The Gods Will Have Blood Metaphors and Similes

The Gods Will Have Blood Metaphors and Similes

The Revolution: Boring and Tedious?

Views and opinions toward the Revolution shift in perspective as the voice expressing the opinion shifts from one French citizen to the next. The most prolonged, most all-encompassing metaphor for the Revolution is also likely the most shared: like everything that incites with excitement at first, even a Revolution can wind up an exercise in tedium that goes on for too long:

“the Revolution is a bore; it lasts over long. Five years of enthusiasm, five years of fraternal embraces, of massacres, of fine speeches, of Marseillaises, of tocsins, of 'hang up the aristocrats,' of heads promenaded on pikes, of women mounted astride of cannon, of trees of Liberty crowned with the red cap, of white-robed maidens and old men drawn about the streets in flower-wreathed cars; of imprisonments and guillotinings, of proclamations, and short commons, of cockades and plumes, swords and carmagnoles—it grows tedious!"

A Mother's Tragedy

Try as she might, Gamelin’s mother cannot hold out against the truth forever. When she hears for herself that his fanaticism has reached the point that he would even sacrifice his own sister to the Reign of Terror, Gamelin’s mother has no choice but to utter the most dreaded words can says:

"I would not believe it, but I see it now; my boy is a monster...."

Marat

The journey that Gamelin takes from passionate idealist to monster traces a path that intersects with adoration of Jean-Paul Marat. One of the most famous figures from the French Revolution, it is certainly not by accident that this would-be painter latches on most strongly to the revolutionary hero/villain (depending on perspective) most famously immortalized in paint. Unfortunately for Marat himself, that painting depicts the moment of his assassination while enjoying a bath. Before that moment occurs, however, Marat is depicted metaphorically as he Gamelin looks on, enraptured:

“The triumphant hero entered the Hall of the Convention like Fate personified.”

Zealotry

This is the story of Gamelin’s complex passage from idealism to monster. But he is a monster of corruption, rather than of birth. His monstrousness likes in believing too much; in taking as his religion his newfound political belief and in seeing in men something more like a god. His transformation can be traced in part through the change in his language. As he becomes a true believer, the metaphorical replaces the personal; humanity gives to symbolism.

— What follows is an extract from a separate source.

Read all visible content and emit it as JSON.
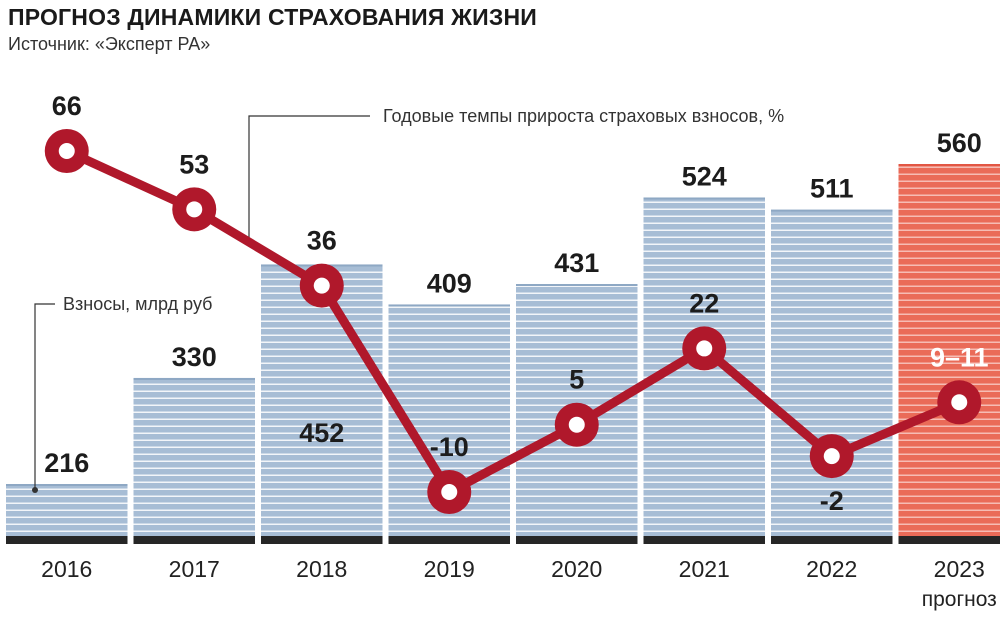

“At a time when the enemy's cannon is at her gates and the assassin's dagger at her throat, the Nation must hold mercy to be parricide.”

The Death of Robespierre

When revolutions do go on so long they reach the point of tedium, anything can happen. This is the lesson learned from the French Revolution. A little less zealous ambition and lot fewer followers like Gamelin and a man Robespierre might well have a different legacy today. Following his own ironic appointment with the guillotine, however, his legacy was instantly sealed forever in the enthusiasm of the time. No sooner had his head been separated from his body than his legacy was separated from the rabble which had eagerly followed him with the wildly successful sales of the most popular souvenirs of the day; those removing the last vestiges of any humanity that may still have clung and encasing him forever in the world metaphorical art where

“it was all hydras, serpents, horrid monsters let loose on France by the tyrant.”